-
Type: Improvement
-
Resolution: Fixed
-
Priority: Major
-
Affects Version/s: master, 5.0.3
-
Component/s: Planner: hierarchal workflows, Workflow API Libraries
-
None
With the 5.0 release, we allow users to specify inputs for their sub workflow jobs
For example, as in this example
https://github.com/pegasus-isi/hierarichal-sample-wf
- type: pegasusWorkflow
file: inner_diamond_workflow.yml
id: diamond_subworkflow
arguments: - --conf
- inner_diamond_workflow.pegasus.properties
- --output-sites
- local
- -vvv
- --basename
- inner
uses: - lfn: pegasus.html
type: input - lfn: f.d
type: output
stageOut: true
registerReplica: true - lfn: sites.yml
type: input - lfn: inner_diamond_workflow_tc.yml
type: input - lfn: inner_diamond_workflow.yml
type: input - lfn: inner_diamond_workflow.pegasus.properties
type: input
the diamond sub workflow has 4 input dependenices
1. pegasus.html
2. inner_diamond_workflow_tc.yml
3. inner_diamond_workflow.yml
4. inner_diamond_workflow.pegasus.properties
Of these dependencies in pegasus.html is an input file that is required by a job in diamond sub workflow while it runs, whereas the remaining files are required to plan the sub workflow.
In Pegasus the planning of the sub workflow only happens on the submit host, and hence the files need to be brought down to the submit host.
The pegasus.html file on the other hand is required by a compute job in the sub workflow diamond, and should be pulled down only when the compute job is run.

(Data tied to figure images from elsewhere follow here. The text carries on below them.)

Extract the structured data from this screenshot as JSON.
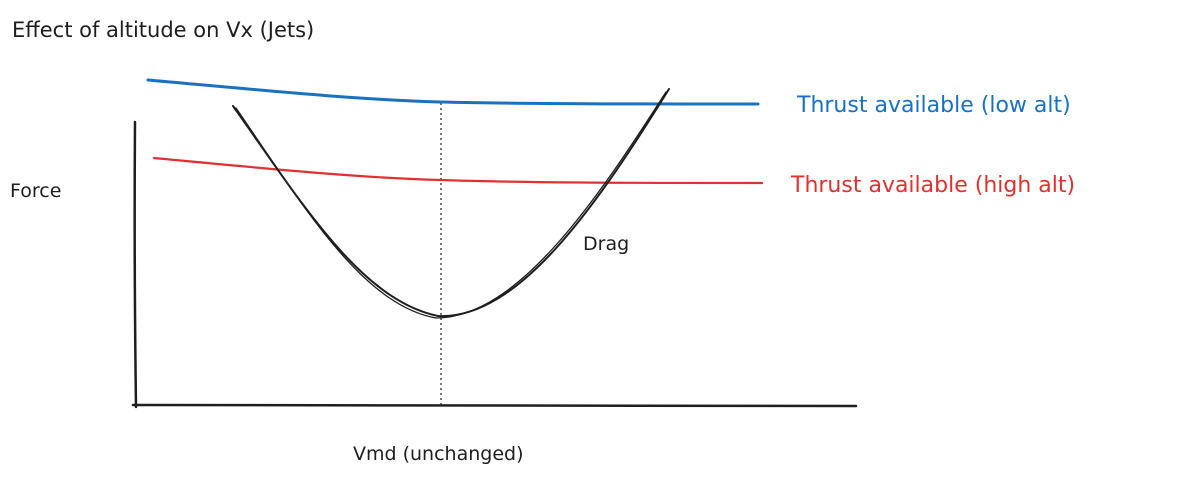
{
  "title": "Effect of altitude on Vx (Jets)",
  "y_axis_label": "Force",
  "x_axis_label": "Vmd (unchanged)",
  "drag_label": "Drag",
  "thrust_low": {
    "label": "Thrust available (low alt)",
    "color": "#1971c2"
  },
  "thrust_high": {
    "label": "Thrust available (high alt)",
    "color": "#e03131"
  },
  "drag_color": "#1e1e1e",
  "axis_color": "#1e1e1e"
}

Currently, since there is no way to differentiate these files the planner always setups all the inputs for the sub workflow to be pulled down to the submit host, even though the file (pegasus.html in this case) needs to be pulled down only when the sub workflow runs. this duplicate transfer to submit host can create problems on 2 fronts
- extra files downloaded to the submit host that are not required.
- if using globus online for workflows, usually there is no local endpoint for submit host, and the workflow ends up failing.
We need a way in the API to differentiate a file that is for planner use in the sub workflow to avoid this.